I really like small models. They’re fast, cheap, and local – the perfect foundation for fashioning a cog in a compound AI pipeline.

Today, Mistral released Mistral Small 3, “a latency-optimized 24B-parameter model released under the Apache 2.0 license.” At 20GB, Mistral Small 3 runs well on my Mac Studio with 64GB of RAM, though Mistral notes it fits, “in a single RTX 4090 or a 32GB RAM MacBook once quantized.” So far it’s performed very well for me – knocking out code questions, extraction, rephrasing, and other general tasks. It feels on-par with Llama 3.3 70B and Qwen 32B.

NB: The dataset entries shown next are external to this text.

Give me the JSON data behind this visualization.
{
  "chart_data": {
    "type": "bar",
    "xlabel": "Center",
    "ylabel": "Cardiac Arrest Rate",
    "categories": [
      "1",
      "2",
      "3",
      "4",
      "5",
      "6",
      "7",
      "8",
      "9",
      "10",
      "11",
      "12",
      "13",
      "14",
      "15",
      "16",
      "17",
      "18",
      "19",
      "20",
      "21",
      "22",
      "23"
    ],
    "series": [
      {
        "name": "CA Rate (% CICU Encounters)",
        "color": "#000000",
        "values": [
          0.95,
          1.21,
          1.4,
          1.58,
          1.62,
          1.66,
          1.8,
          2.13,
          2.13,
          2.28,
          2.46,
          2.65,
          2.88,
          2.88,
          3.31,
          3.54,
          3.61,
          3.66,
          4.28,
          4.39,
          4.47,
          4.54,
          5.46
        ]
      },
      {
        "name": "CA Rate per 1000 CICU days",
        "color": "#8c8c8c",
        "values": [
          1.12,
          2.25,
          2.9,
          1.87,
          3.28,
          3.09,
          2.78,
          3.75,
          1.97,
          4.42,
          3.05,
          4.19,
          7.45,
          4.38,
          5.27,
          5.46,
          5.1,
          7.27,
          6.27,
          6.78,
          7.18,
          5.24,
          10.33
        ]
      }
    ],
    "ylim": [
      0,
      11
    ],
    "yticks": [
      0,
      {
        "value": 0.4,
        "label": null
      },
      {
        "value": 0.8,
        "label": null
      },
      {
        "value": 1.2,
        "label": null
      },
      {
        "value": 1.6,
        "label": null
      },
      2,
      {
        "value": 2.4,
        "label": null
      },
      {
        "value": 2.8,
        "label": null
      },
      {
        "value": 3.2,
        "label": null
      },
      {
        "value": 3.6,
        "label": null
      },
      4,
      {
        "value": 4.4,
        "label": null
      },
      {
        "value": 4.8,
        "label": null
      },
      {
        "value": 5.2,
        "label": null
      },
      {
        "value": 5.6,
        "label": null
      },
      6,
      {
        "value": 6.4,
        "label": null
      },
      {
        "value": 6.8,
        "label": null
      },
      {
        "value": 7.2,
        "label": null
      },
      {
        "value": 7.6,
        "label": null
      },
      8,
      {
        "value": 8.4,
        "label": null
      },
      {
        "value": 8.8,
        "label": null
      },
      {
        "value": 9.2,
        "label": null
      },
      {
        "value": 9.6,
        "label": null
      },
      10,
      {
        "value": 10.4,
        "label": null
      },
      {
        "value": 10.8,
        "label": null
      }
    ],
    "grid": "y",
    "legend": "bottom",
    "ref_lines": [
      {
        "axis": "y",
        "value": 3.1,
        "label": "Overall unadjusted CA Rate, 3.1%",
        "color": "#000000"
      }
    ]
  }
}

But what I really like is how they benchmarked the model. Here’s a screenshot of Mistral Small 3’s Hugging Face page:

Human eval benchmarks for Mistral Small 3

I love this. Rather than highlighting benchmarks irrelevant to their target audience (remember: you really should have your own eval), they’re publishing a quantified table of “vibes.” Below the chart they note:

  • We conducted side by side evaluations with an external third-party vendor, on a set of over 1k proprietary coding and generalist prompts.
  • Evaluators were tasked with selecting their preferred model response from anonymized generations produced by Mistral Small 3 vs another model.
  • We are aware that in some cases the benchmarks on human judgement starkly differ from publicly available benchmarks, but have taken extra caution in verifying a fair evaluation. We are confident that the above benchmarks are valid.

Translated: “Yeah, it’s imperfect, but here’s how people feel using this.” It’s a self-administered Chatbot Arena1 (though they hired a 3rd party to execute it).

I don’t begrudge the big open, standard evals. They push our model development further by putting out crystal-clear challenges for teams to develop against. But it has feels like we’ve been over-fitting to the most popular evals lately. Rough tests like Mistral’s and Chatbot Arena at least attempt to bring some qualitative metrics to the table.

(Personally, I find DeekSeek-R1 to be a prime example of this. It nailed many metrics, leading to the dramatic headlines, but for most tasks I find myself turning to Claude or Llama 3.3, locally.)

Mistral’s vibes preference benchmark here is very welcome. It’s simple and I hope more


  1. I’ve noticed Chatbot Arena isn’t cited or discussed as often as it was. In the past, mystery models on their generated waves of speculation and new leaders created waves of headlines. I chalk up it’s decline in popularity to the speed of the field these days – it takes time to establish a good score on Chatbot Arena, which doesn’t fit with the cadence of splashy, spikey launches.